Intervention de Daniel Reiner

Réunion du 12 octobre 2006 à 21h30
Secteur de l'énergie — Articles additionnels avant l'article 1er

Photo de Daniel ReinerDaniel Reiner :

Quoi qu'il en soit, avec votre projet, l'ensemble de ces terminaux deviendra privé.

Les infrastructures lourdes, ce sont également les capacités de stockage - dont la France est légitimement fière, et, là, c'est un point fort de GDF -, et les réseaux de transport et de distribution.

Une fois de plus, vous allez nous opposer le dispositif de l'action spécifique, mais il est bien fragile.

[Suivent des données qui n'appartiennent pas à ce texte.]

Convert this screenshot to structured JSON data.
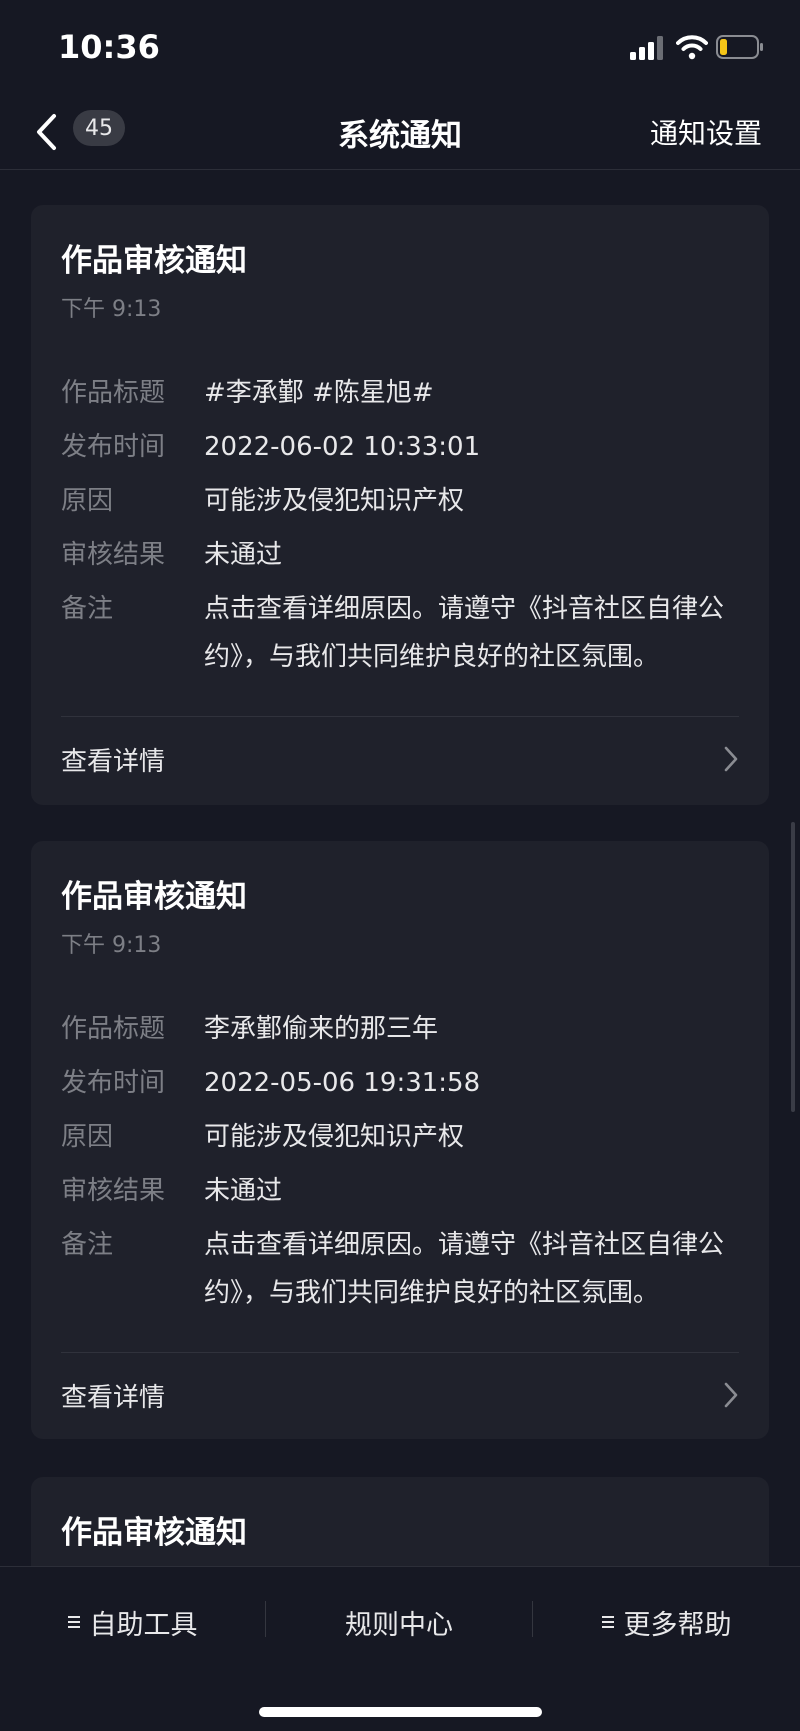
{
  "status_bar": {
    "time": "10:36"
  },
  "nav": {
    "count": "45",
    "title": "系统通知",
    "settings_label": "通知设置"
  },
  "cards": [
    {
      "title": "作品审核通知",
      "time": "下午 9:13",
      "fields": [
        {
          "label": "作品标题",
          "value": "#李承鄞 #陈星旭#"
        },
        {
          "label": "发布时间",
          "value": "2022-06-02 10:33:01"
        },
        {
          "label": "原因",
          "value": "可能涉及侵犯知识产权"
        },
        {
          "label": "审核结果",
          "value": "未通过"
        },
        {
          "label": "备注",
          "value": "点击查看详细原因。请遵守《抖音社区自律公约》，与我们共同维护良好的社区氛围。"
        }
      ],
      "detail_label": "查看详情"
    },
    {
      "title": "作品审核通知",
      "time": "下午 9:13",
      "fields": [
        {
          "label": "作品标题",
          "value": "李承鄞偷来的那三年"
        },
        {
          "label": "发布时间",
          "value": "2022-05-06 19:31:58"
        },
        {
          "label": "原因",
          "value": "可能涉及侵犯知识产权"
        },
        {
          "label": "审核结果",
          "value": "未通过"
        },
        {
          "label": "备注",
          "value": "点击查看详细原因。请遵守《抖音社区自律公约》，与我们共同维护良好的社区氛围。"
        }
      ],
      "detail_label": "查看详情"
    },
    {
      "title": "作品审核通知"
    }
  ],
  "bottom_bar": {
    "self_help": "自助工具",
    "rules_center": "规则中心",
    "more_help": "更多帮助"
  },
  "icons": [
    "signal-icon",
    "wifi-icon",
    "battery-icon",
    "chevron-left-icon",
    "chevron-right-icon",
    "menu-icon"
  ],
  "colors": {
    "background": "#161823",
    "card": "#1f212b",
    "battery_level": "#f5c518",
    "muted_text": "#7d7f86"
  }
}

Ainsi, le commissaire européen Mac Greevy estime que l'actuel projet n'est pas de nature à contrevenir aux règles de l'Union européenne, mais il émet néanmoins tellement de réserves que nous ne pouvons qu'avoir des doutes ! Je le cite : « Ma conviction profonde est que les droits spéciaux, que les gouvernements s'attribuent afin de contrôler les entreprises privées, créent des obstacles aux investissements directs visant à influencer la gestion de ces entreprises, et sont contraires... » - le mot est tout de même très fort - « ...au marché unique ».

Neelie Kroes, de son côté, anticipe ce que pourrait être l'avenir et prépare un nouveau paquet de directives. Nous le savons bien, la Commission européenne est fondamentalement libérale.

J'ajoute que, dans la loi du 6 août 1986 relative aux modalités d'application des privatisations, l'État s'est arrogé le droit d'avoir un poids particulier qui dépasse sa part dans le capital. La loi précise que « hormis les cas où l'indépendance nationale est en cause, l'action spécifique peut à tout moment être définitivement transformée en action ordinaire par décret ». On pourrait donc perdre le bénéfice de l'action spécifique très rapidement, sans qu'il soit d'ailleurs nécessaire de repasser devant le Parlement.

Comment, dans ces conditions, ne pas douter de l'efficacité de tels outils.

Dans le cadre du pôle public que nous souhaitons, la position de Gaz de France sera confortée, et il pourra continuer en tant qu'entreprise publique, grâce à sa proximité avec l'État, à négocier avec les pays producteurs des contrats d'approvisionnement de long terme, dans des conditions plus stables et plus avantageuses.

Nous sommes convaincus que la privatisation de GDF, dans le cadre de la fusion avec Suez, conduira à privilégier à terme l'approvisionnement sur le marché spot, en dépit du contrat actuellement signé, mais limité dans le temps. On entrera à un moment ou à un autre - l'exemple américain le prouve - dans un marché spéculatif sur le gaz, ce qui est extrêmement dangereux pour la stabilité des prix.

Je voudrais ajouter un dernier élément, qui reprend un de vos arguments : avec ce pôle public, il ne s'agit pas de constituer une « forteresse » nationale. L'interconnexion du réseau européen est absolument nécessaire : il faut certes créer un pôle européen de l'énergie face aux pays producteurs qui eux-mêmes s'organisent. Gazprom, c'est la Russie ; Sonatrach, c'est l'Algérie... Les États sont derrière ces entreprises.

La vocation de notre pôle public n'est pas de se comporter en prédateur sur d'autres marchés nationaux, mais d'être le vecteur d'une nouvelle politique européenne active de l'énergie, qui ne se limite pas seulement à des directives et qui ne passe pas nécessairement par la concurrence entre les divers opérateurs.

Dans quels domaines le pôle public peut-il jouer un rôle moteur ? Les capacités de production d'électricité, les contrats d'approvisionnement en gaz, les programmes de recherche - ô combien importants -, les actions de diversification des sources d'énergie - cela satisfera notre collègue Desessard - et les efforts de maîtrise de la consommation.